While site planning had been underway since 2015, construction became even more important when the Black Summer fires nearly destroyed the collection.
Bundanon Trust chief executive Rachel Kent said staff managed to get the work trucked in, just in time.
“Fortunately, the art collection has been secured in Sydney.”
Architect Kerstin Thompson said the gallery buildings were now as disaster-resistant as the buildings could be.
The new buildings include a trestle bridge, which will allow flood waters to flow freely from the property to the River Shoalhaven, and an underground gallery-museum.
“There are two important principles guiding the whole project.
“One is about fire resistance, and the gallery is based on that idea, and the second part is about resilience and being able to go with the flow with things like flooding.”
The new gallery is dug into the ground and is barely visible on the surface.
The $33 million facility, jointly funded by the state and federal governments, is designed to provide safety and thermal stability for the artwork, as well as provide fire shelter for site personnel. .
Realizing the Boyds’ vision for artists
Arthur Boyd’s work is appreciated around the world, from flamboyant costume designs to Shoalhaven-inspired landscapes painted on the Bundanon estate.
The new museum will feature not only Boyd’s work, but the work of modern artists who spend time in residence at Bundanon or are inspired by his work.
Curatorial and learning manager Sophie O’Brien said this was exactly what Arthur, who died in 1999, and his wife, artist Yvonne who died in 2013, had planned for the site.

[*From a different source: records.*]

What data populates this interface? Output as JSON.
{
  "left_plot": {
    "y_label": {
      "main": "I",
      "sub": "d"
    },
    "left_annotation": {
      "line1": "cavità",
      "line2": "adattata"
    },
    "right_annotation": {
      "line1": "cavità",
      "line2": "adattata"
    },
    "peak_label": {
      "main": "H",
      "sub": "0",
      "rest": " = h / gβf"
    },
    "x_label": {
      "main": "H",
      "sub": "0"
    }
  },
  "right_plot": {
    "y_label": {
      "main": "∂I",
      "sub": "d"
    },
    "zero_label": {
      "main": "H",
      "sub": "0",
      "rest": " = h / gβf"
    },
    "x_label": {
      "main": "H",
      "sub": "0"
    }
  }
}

“Bundanon’s vision of Arthur and Yvonne Boyd was always to have a place to show the work of new artists,” Ms O’Brien said.

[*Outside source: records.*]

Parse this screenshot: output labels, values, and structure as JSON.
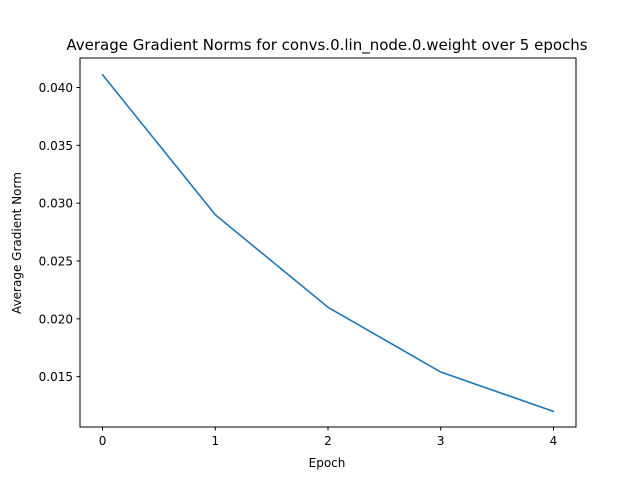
{
  "chart_data": {
    "type": "line",
    "title": "Average Gradient Norms for convs.0.lin_node.0.weight over 5 epochs",
    "xlabel": "Epoch",
    "ylabel": "Average Gradient Norm",
    "x": [
      0,
      1,
      2,
      3,
      4
    ],
    "series": [
      {
        "values": [
          0.0411,
          0.029,
          0.021,
          0.0154,
          0.012
        ],
        "color": "#1f77b4"
      }
    ],
    "xlim": [
      -0.2,
      4.2
    ],
    "ylim": [
      0.01065,
      0.04255
    ],
    "xticks": [
      0,
      1,
      2,
      3,
      4
    ],
    "xtick_labels": [
      "0",
      "1",
      "2",
      "3",
      "4"
    ],
    "yticks": [
      0.015,
      0.02,
      0.025,
      0.03,
      0.035,
      0.04
    ],
    "ytick_labels": [
      "0.015",
      "0.020",
      "0.025",
      "0.030",
      "0.035",
      "0.040"
    ],
    "grid": false,
    "legend": "none"
  }
}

Ms Kent said the pandemic presented challenges to being able to officially open the gallery, but she expected that eventually international visitors and locals would want to visit Bundanon.
‘I imagine it will attract people from across the region, immediate family and community, as well as NSW, possibly Australia and of course an international audience as well,’ she said. declared.
Ms Thompson said she hoped the new buildings and facilities would ensure people would continue to be inspired by the landscape and appreciate Arthur Boyd’s work for generations to come.
Bundanon will be open to the public from this weekend.